Que représentent les 1 200 livres de pension que toucha Hevelius ? Peu de chose en somme, le coût de deux lunettes. Pour la publication de ses sept livres in-folio, il lui fallut faire face à des dépenses autrement importantes de façon à ce que ces livres soient des ouvrages de dédicace dignes des rois et des princes auxquels il les offrait :

  • Acheter des caractères d’imprimerie spéciaux,
  • Faire exécuter un travail d’édition et d’érudition avec cinq imprimeurs,
  • Payer un graveur polonais ou hollandais pour réaliser le portrait de Louis XIV, et un peintre pour les rehauts de peinture : il ne parvient pas à trouver un graveur aussi excellent que Robert de Nanteuil (p. 319)
  • Employer des graveurs et relieurs qualifiés, de nombreux artisans à qui il a offert le gîte et le couvert de nombreux mois,

Les dépenses se montent à plus que quinze fois la dépense royale. Les frais d’édition sont donc sans commune mesure avec la gratification royale.

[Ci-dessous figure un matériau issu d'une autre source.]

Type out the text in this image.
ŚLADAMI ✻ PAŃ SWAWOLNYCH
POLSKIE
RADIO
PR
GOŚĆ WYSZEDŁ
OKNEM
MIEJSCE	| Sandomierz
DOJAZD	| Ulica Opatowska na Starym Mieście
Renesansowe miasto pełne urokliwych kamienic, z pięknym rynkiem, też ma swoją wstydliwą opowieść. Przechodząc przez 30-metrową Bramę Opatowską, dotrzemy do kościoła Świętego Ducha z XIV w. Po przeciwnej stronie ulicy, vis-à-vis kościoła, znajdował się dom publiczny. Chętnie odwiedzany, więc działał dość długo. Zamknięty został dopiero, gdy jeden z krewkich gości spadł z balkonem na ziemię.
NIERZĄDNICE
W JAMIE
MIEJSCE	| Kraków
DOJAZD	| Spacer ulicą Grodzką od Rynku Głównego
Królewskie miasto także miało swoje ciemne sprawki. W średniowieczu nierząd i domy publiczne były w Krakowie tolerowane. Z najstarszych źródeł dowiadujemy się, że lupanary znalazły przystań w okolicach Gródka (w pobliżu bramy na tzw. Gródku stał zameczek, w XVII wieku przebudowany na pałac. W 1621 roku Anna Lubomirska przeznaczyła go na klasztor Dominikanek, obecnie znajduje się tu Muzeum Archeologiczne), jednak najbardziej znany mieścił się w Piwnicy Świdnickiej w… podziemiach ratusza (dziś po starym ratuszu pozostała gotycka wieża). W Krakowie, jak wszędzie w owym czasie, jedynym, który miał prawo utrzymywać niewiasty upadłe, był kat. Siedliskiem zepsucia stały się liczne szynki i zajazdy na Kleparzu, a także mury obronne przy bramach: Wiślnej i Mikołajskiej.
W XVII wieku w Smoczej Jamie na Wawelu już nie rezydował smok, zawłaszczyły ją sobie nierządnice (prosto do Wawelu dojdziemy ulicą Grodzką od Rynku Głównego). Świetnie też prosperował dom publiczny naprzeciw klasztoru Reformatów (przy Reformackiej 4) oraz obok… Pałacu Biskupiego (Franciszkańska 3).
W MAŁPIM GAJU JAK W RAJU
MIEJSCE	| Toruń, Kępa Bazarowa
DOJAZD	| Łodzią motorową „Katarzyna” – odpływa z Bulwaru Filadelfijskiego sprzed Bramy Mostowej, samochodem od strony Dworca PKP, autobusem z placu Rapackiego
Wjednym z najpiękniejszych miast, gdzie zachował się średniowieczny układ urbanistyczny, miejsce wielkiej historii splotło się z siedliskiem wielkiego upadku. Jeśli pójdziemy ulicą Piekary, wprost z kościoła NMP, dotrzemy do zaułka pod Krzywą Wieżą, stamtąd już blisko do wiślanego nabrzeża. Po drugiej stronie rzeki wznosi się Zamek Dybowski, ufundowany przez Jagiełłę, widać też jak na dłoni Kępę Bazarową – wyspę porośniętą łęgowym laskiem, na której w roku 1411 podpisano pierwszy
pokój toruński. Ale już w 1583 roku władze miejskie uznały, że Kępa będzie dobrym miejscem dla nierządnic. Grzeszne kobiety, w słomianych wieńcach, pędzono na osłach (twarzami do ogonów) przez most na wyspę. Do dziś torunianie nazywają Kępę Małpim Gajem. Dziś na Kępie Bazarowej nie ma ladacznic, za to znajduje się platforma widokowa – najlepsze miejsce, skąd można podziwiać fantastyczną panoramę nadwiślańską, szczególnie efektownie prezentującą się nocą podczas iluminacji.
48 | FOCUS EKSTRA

Excellent courtisan, Hevelius se répand cependant en éloges devant « la pluie d’or » dont il aurait été honoré par Louis XIV. En effet, quelle valeur morale accorder à la réputation d’être pensionné par Louis XIV ?
Cet ouvrage de grande valeur fait le point sur les réseaux scientifiques européens qui furent en contact avec l’Académie des sciences et des personnalités politiques, plutôt qu’avec la Cour comme le laisserait supposer le titre. Il formule les codes de l’échange littéraire et scientifique dans la seconde moitié du XVIIe siècle. Il offre des biographies très efficaces. S’y ajoutent des explications pointues sur un certain nombre de mécanismes matériels rarement évoqués comme le système d’échange et de circulation monétaire entre les États, entre les particuliers en l’absence de banque centrale efficace, la localisation et les compétences des intermédiaires financiers, la circulation et l’envoi de courrier en Europe en dehors du système postal sans oublier la création de la Compagnie du Nord ainsi que des analyses sur la situation politique, commerciale et diplomatique dans cette Europe du Nord alors si lointaine et si mal connue.
Le mécanisme de pensions, pour habituel qu’il soit, est un phénomène encore trop rarement étudié dans la cadre de l’histoire culturelle des cours et plus encore quand il s’agit de pensionner des non-régnicoles [1]. Grâce à cet ouvrage, il apparaît que les pensions de l’Académie des sciences servirent à autre chose que la gloire scientifique de Louis XIV, et par conséquent, elles furent un moyen de détourner les savants de leurs protecteurs privés pour les mettre au service de la persuasion française depuis l’étranger.

Notes

[1Un article étudie les pensions des écrivains mais il touche une période plus tardive : Chappey, J. & Lilti, A. (2010). Les demandes de pensions des écrivains, 1780-1820. Revue d’histoire moderne et contemporaine, 57-4, (4), 156-184. Un autre étudie un prince étranger dans la quête d’allié : Demoulin, B. (2015). Joseph-Clément de Bavière, prince d’Empire subsidié (1702-1715). Revue du Nord, 412, (4), 747-761.